À Monsieur Harrison Rhodes.


J’imagine qu’une de ces soirées du Mardi, trop rares, où vous me fites l’honneur d’ouïr, chez moi, quelques amis converser, le nom soudainement d’Arthur Rimbaud se soit bercé à la fumée de plusieurs cigarettes, installant, pour votre curiosité, du vague.

Quel, le personnage, questionnez vous : du moins, avec des livres Une Soirée en Enfer, Illuminations et ses Poèmes, naguères publiés en l’ensemble, exerce-t-il sur les evènements poètiques recents une influence si particulière que, cette allusion à lui faite, par exemple, on se taise, enigmatiquement et réfléchisse, comme si beaucoup de silence, à la fois, et de rêverie s’imposait ou d’admiration inachevée.

Doutez, mon cher hôte, que les principaux innovateurs, maintenant, voire un seul, à l’exception, peut-être, mysterieusement, du magnifique ainé, qui leva l’archet, Verlaine, aient à quelque profondeur et par un trait direct, subi Arthur Rimbaud.

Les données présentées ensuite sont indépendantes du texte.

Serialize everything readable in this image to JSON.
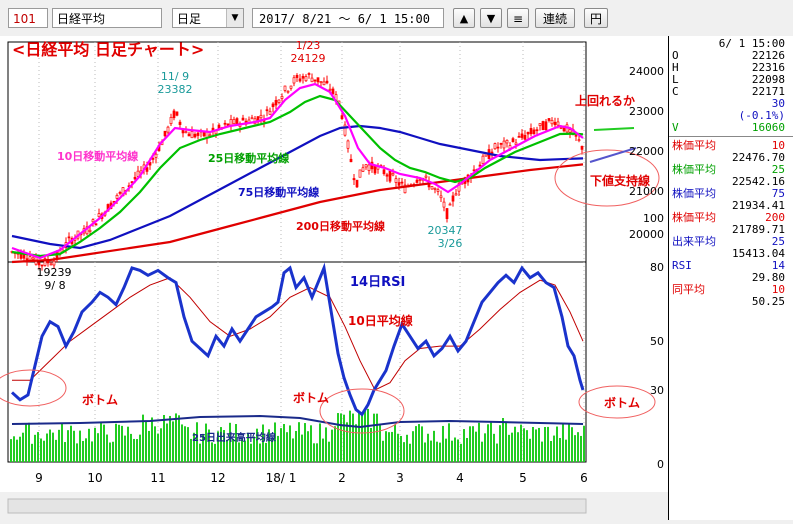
{
  "toolbar": {
    "code": "101",
    "name": "日経平均",
    "period": "日足",
    "range": "2017/ 8/21 〜  6/ 1 15:00",
    "up_icon": "▲",
    "down_icon": "▼",
    "menu_icon": "≡",
    "renzoku": "連続",
    "yen": "円"
  },
  "chart": {
    "title": "<日経平均 日足チャート>",
    "price_ticks": [
      "24000",
      "23000",
      "22000",
      "21000",
      "20000"
    ],
    "lower_ticks": [
      "100",
      "80",
      "50",
      "30",
      "0"
    ],
    "x_ticks": [
      "9",
      "10",
      "11",
      "12",
      "18/ 1",
      "2",
      "3",
      "4",
      "5",
      "6"
    ],
    "annotations": {
      "high_date": "1/23",
      "high_val": "24129",
      "nov_date": "11/ 9",
      "nov_val": "23382",
      "low_val": "20347",
      "low_date": "3/26",
      "sep_val": "19239",
      "sep_date": "9/ 8",
      "ma10": "10日移動平均線",
      "ma25": "25日移動平均線",
      "ma75": "75日移動平均線",
      "ma200": "200日移動平均線",
      "rsi": "14日RSI",
      "rsi_ma": "10日平均線",
      "vol_ma": "25日出来高平均線",
      "uwamawaru": "上回れるか",
      "shita": "下値支持線",
      "bottom1": "ボトム",
      "bottom2": "ボトム",
      "bottom3": "ボトム"
    },
    "colors": {
      "candle": "#ff0000",
      "ma10": "#ff00ff",
      "ma25": "#00c000",
      "ma75": "#1010c0",
      "ma200": "#e00000",
      "rsi": "#1a33cc",
      "rsi_ma": "#c00000",
      "volume": "#22cc22"
    }
  },
  "sidebar": {
    "date": "6/ 1 15:00",
    "o_label": "O",
    "o": "22126",
    "h_label": "H",
    "h": "22316",
    "l_label": "L",
    "l": "22098",
    "c_label": "C",
    "c": "22171",
    "chg": "30",
    "pct": "(-0.1%)",
    "v_label": "V",
    "v": "16060",
    "ind": [
      {
        "label": "株価平均",
        "period": "10",
        "value": "22476.70",
        "color": "#e00000"
      },
      {
        "label": "株価平均",
        "period": "25",
        "value": "22542.16",
        "color": "#00a000"
      },
      {
        "label": "株価平均",
        "period": "75",
        "value": "21934.41",
        "color": "#1010c0"
      },
      {
        "label": "株価平均",
        "period": "200",
        "value": "21789.71",
        "color": "#e00000"
      },
      {
        "label": "出来平均",
        "period": "25",
        "value": "15413.04",
        "color": "#1010c0"
      },
      {
        "label": "RSI",
        "period": "14",
        "value": "29.80",
        "color": "#1010c0"
      },
      {
        "label": "同平均",
        "period": "10",
        "value": "50.25",
        "color": "#e00000"
      }
    ]
  }
}
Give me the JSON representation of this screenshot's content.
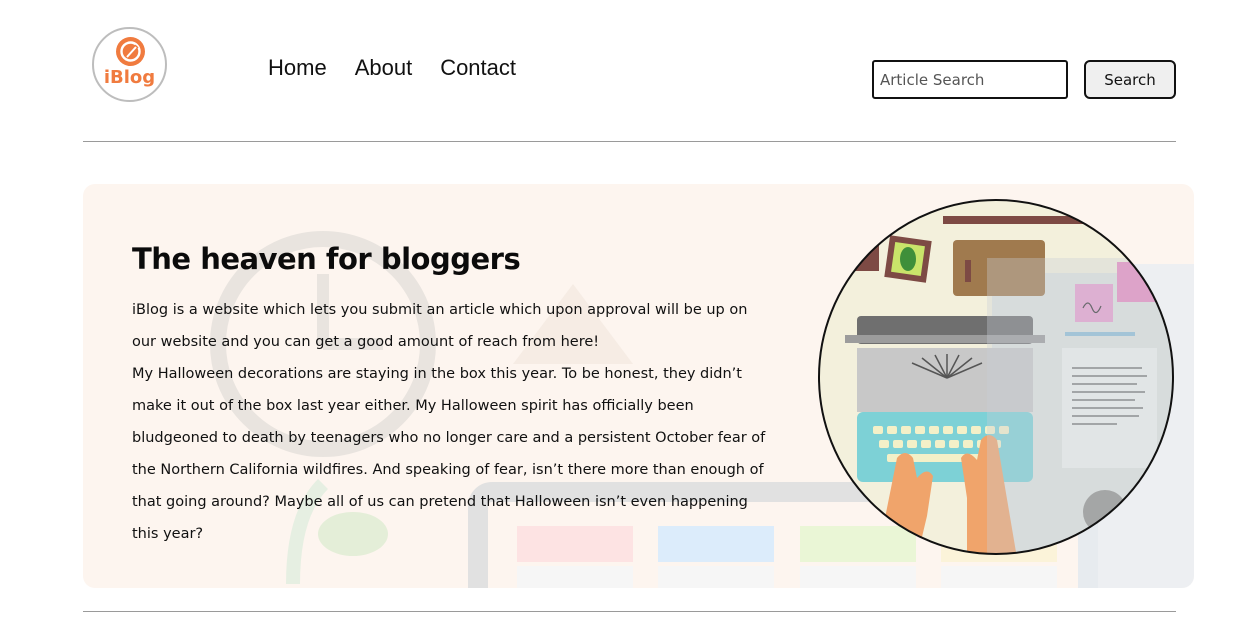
{
  "brand": {
    "logo_text": "iBlog"
  },
  "nav": {
    "items": [
      "Home",
      "About",
      "Contact"
    ]
  },
  "search": {
    "placeholder": "Article Search",
    "button_label": "Search"
  },
  "hero": {
    "title": "The heaven for bloggers",
    "paragraph_1": "iBlog is a website which lets you submit an article which upon approval will be up on our website and you can get a good amount of reach from here!",
    "paragraph_2": "My Halloween decorations are staying in the box this year. To be honest, they didn’t make it out of the box last year either. My Halloween spirit has officially been bludgeoned to death by teenagers who no longer care and a persistent October fear of the Northern California wildfires. And speaking of fear, isn’t there more than enough of that going around? Maybe all of us can pretend that Halloween isn’t even happening this year?"
  },
  "colors": {
    "brand_orange": "#f07b3f",
    "hero_background": "#fdf5ef"
  }
}
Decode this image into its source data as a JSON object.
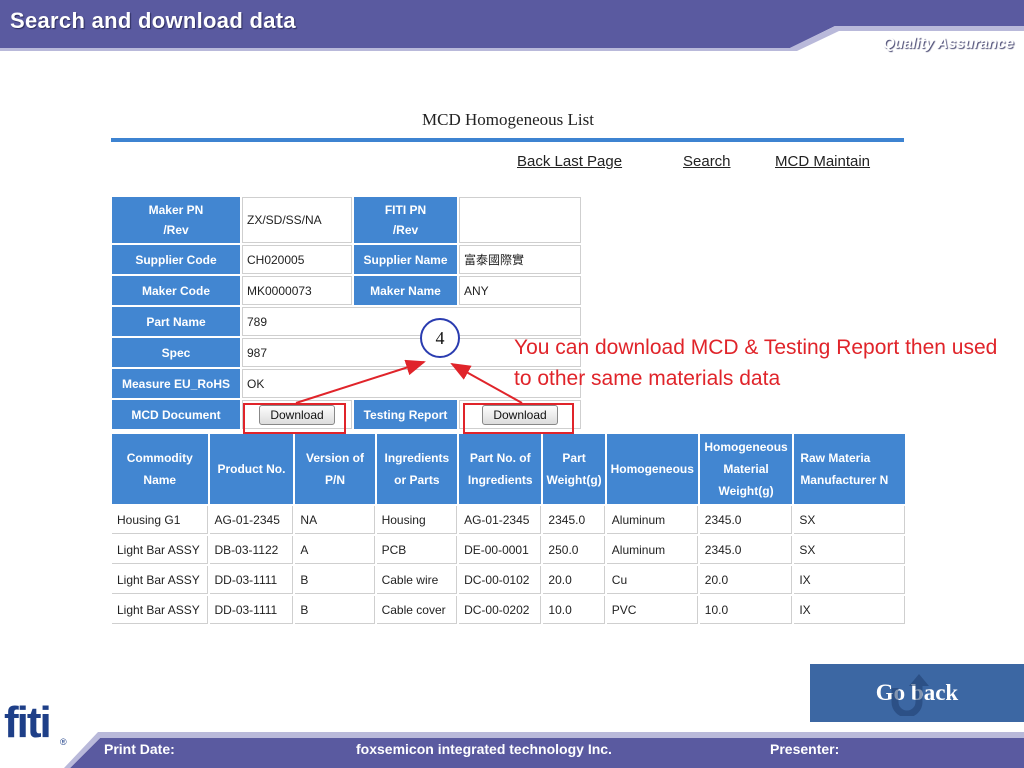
{
  "slide": {
    "title": "Search and download data",
    "subtitle": "Quality Assurance"
  },
  "page": {
    "title": "MCD Homogeneous List",
    "links": [
      "Back Last Page",
      "Search",
      "MCD Maintain"
    ]
  },
  "info": {
    "maker_pn_label": "Maker PN\n/Rev",
    "maker_pn_value": "ZX/SD/SS/NA",
    "fiti_pn_label": "FITI PN\n/Rev",
    "fiti_pn_value": "",
    "supplier_code_label": "Supplier Code",
    "supplier_code_value": "CH020005",
    "supplier_name_label": "Supplier Name",
    "supplier_name_value": "富泰國際實",
    "maker_code_label": "Maker Code",
    "maker_code_value": "MK0000073",
    "maker_name_label": "Maker Name",
    "maker_name_value": "ANY",
    "part_name_label": "Part Name",
    "part_name_value": "789",
    "spec_label": "Spec",
    "spec_value": "987",
    "measure_label": "Measure EU_RoHS",
    "measure_value": "OK",
    "mcd_doc_label": "MCD Document",
    "testing_report_label": "Testing Report",
    "download_label": "Download"
  },
  "table": {
    "headers": [
      "Commodity\nName",
      "Product No.",
      "Version of P/N",
      "Ingredients\nor Parts",
      "Part No. of\nIngredients",
      "Part\nWeight(g)",
      "Homogeneous",
      "Homogeneous\nMaterial\nWeight(g)",
      "Raw Materia\nManufacturer N"
    ],
    "rows": [
      [
        "Housing G1",
        "AG-01-2345",
        "NA",
        "Housing",
        "AG-01-2345",
        "2345.0",
        "Aluminum",
        "2345.0",
        "SX"
      ],
      [
        "Light Bar ASSY",
        "DB-03-1122",
        "A",
        "PCB",
        "DE-00-0001",
        "250.0",
        "Aluminum",
        "2345.0",
        "SX"
      ],
      [
        "Light Bar ASSY",
        "DD-03-1111",
        "B",
        "Cable wire",
        "DC-00-0102",
        "20.0",
        "Cu",
        "20.0",
        "IX"
      ],
      [
        "Light Bar ASSY",
        "DD-03-1111",
        "B",
        "Cable cover",
        "DC-00-0202",
        "10.0",
        "PVC",
        "10.0",
        "IX"
      ]
    ]
  },
  "callout": {
    "step": "4",
    "note": "You can download MCD & Testing Report then used to other same materials data"
  },
  "go_back": "Go back",
  "footer": {
    "print_date": "Print Date:",
    "company": "foxsemicon integrated technology Inc.",
    "presenter": "Presenter:",
    "logo": "fiti"
  },
  "colors": {
    "header_band": "#5a5aa0",
    "table_header": "#4286d1",
    "highlight": "#e0242a",
    "go_back_bg": "#3c67a3"
  }
}
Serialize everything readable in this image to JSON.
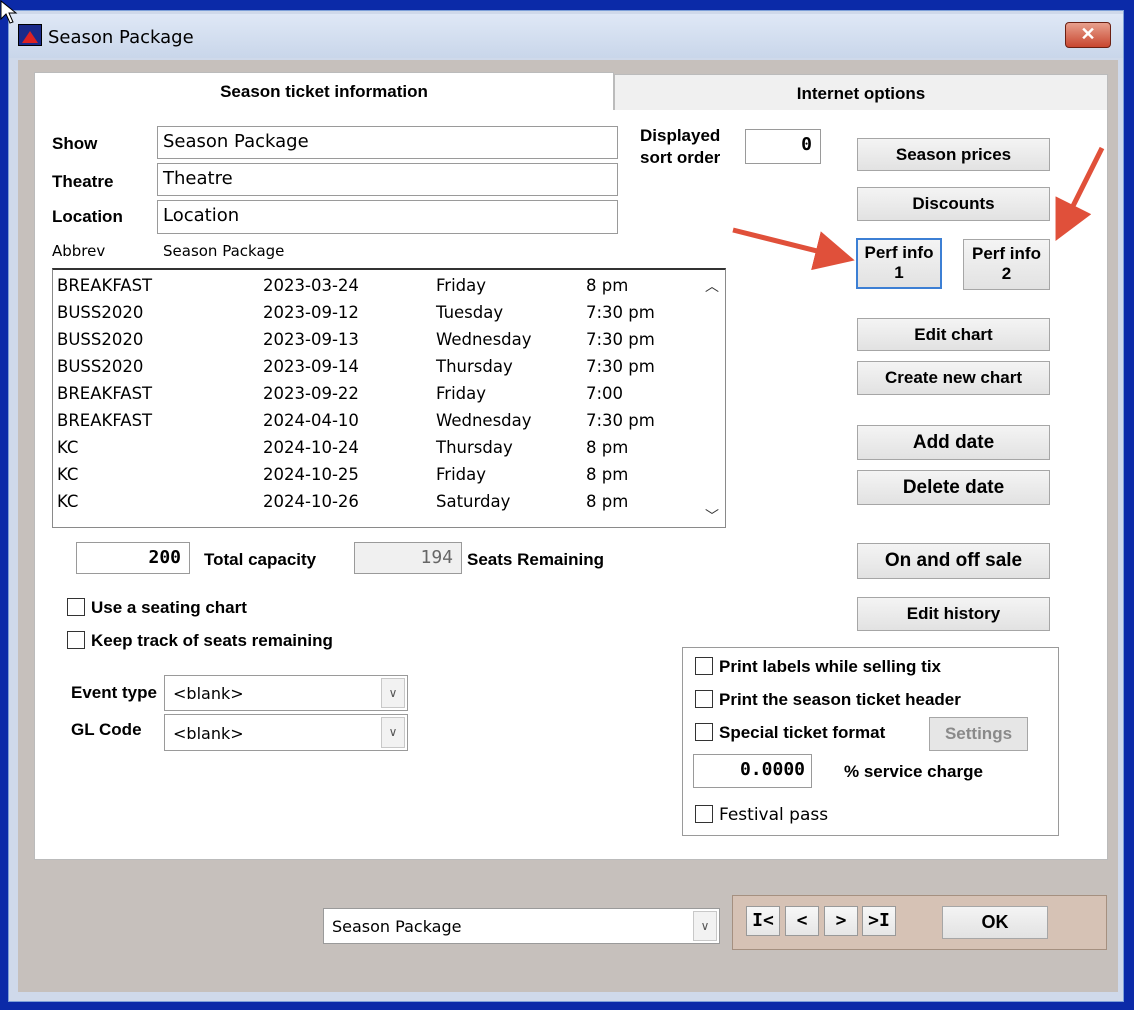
{
  "window": {
    "title": "Season Package",
    "close_label": "✕"
  },
  "tabs": [
    {
      "label": "Season ticket information",
      "active": true
    },
    {
      "label": "Internet options",
      "active": false
    }
  ],
  "form": {
    "show_label": "Show",
    "show_value": "Season Package",
    "theatre_label": "Theatre",
    "theatre_value": "Theatre",
    "location_label": "Location",
    "location_value": "Location",
    "abbrev_label": "Abbrev",
    "abbrev_value": "Season Package",
    "sort_label_1": "Displayed",
    "sort_label_2": "sort order",
    "sort_value": "0"
  },
  "performances": [
    {
      "code": "BREAKFAST",
      "date": "2023-03-24",
      "day": "Friday",
      "time": "8 pm"
    },
    {
      "code": "BUSS2020",
      "date": "2023-09-12",
      "day": "Tuesday",
      "time": "7:30 pm"
    },
    {
      "code": "BUSS2020",
      "date": "2023-09-13",
      "day": "Wednesday",
      "time": "7:30 pm"
    },
    {
      "code": "BUSS2020",
      "date": "2023-09-14",
      "day": "Thursday",
      "time": "7:30 pm"
    },
    {
      "code": "BREAKFAST",
      "date": "2023-09-22",
      "day": "Friday",
      "time": "7:00"
    },
    {
      "code": "BREAKFAST",
      "date": "2024-04-10",
      "day": "Wednesday",
      "time": "7:30 pm"
    },
    {
      "code": "KC",
      "date": "2024-10-24",
      "day": "Thursday",
      "time": "8 pm"
    },
    {
      "code": "KC",
      "date": "2024-10-25",
      "day": "Friday",
      "time": "8 pm"
    },
    {
      "code": "KC",
      "date": "2024-10-26",
      "day": "Saturday",
      "time": "8 pm"
    }
  ],
  "capacity": {
    "total_value": "200",
    "total_label": "Total capacity",
    "remaining_value": "194",
    "remaining_label": "Seats Remaining"
  },
  "options": {
    "use_seating_chart": "Use a seating chart",
    "keep_track": "Keep track of seats remaining",
    "event_type_label": "Event type",
    "event_type_value": "<blank>",
    "gl_code_label": "GL Code",
    "gl_code_value": "<blank>"
  },
  "buttons": {
    "season_prices": "Season prices",
    "discounts": "Discounts",
    "perf_info_1_line1": "Perf info",
    "perf_info_1_line2": "1",
    "perf_info_2_line1": "Perf info",
    "perf_info_2_line2": "2",
    "edit_chart": "Edit chart",
    "create_new_chart": "Create new chart",
    "add_date": "Add  date",
    "delete_date": "Delete date",
    "on_off_sale": "On and off sale",
    "edit_history": "Edit history"
  },
  "print_group": {
    "print_labels": "Print labels while selling tix",
    "print_header": "Print the season ticket header",
    "special_format": "Special ticket format",
    "settings": "Settings",
    "service_charge_value": "0.0000",
    "service_charge_label": "% service charge",
    "festival_pass": "Festival pass"
  },
  "footer": {
    "package_select_value": "Season Package",
    "nav_first": "I<",
    "nav_prev": "<",
    "nav_next": ">",
    "nav_last": ">I",
    "ok": "OK"
  },
  "colors": {
    "annotation_arrow": "#e0503a",
    "focus_border": "#3c7fd4"
  }
}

Ni la liberté allouée au vers ou, mieux, jaillie telle par miracle, ne se réclamera de qui fut, à part le balbutiement de tous derniers poèmes ou quand il cessa, un strict observateur du jeu ancien. Estimez son plus magique effet produit par opposition d’un monde antérieur au Parnasse, même au Romantisme, au très classique, avec le désordre somptueux d’une passion on ne saurait dire rien que spirituellement exotique. Éclat, lui, d’un météore, apparu sans motif autre que sa présence ; issu seul et s’éteignant. Tout, certes, aurait existé, depuis, sans ce passant considérable, comme aucune circonstance littéraire vraiment n’y prépara : le cas personnel demeure, avec force.

Mes Souvenirs : plutot ma pensée, souvent, à ce Quelqu’un, voici : comme peut faire une causerie, en votre honneur immédiate.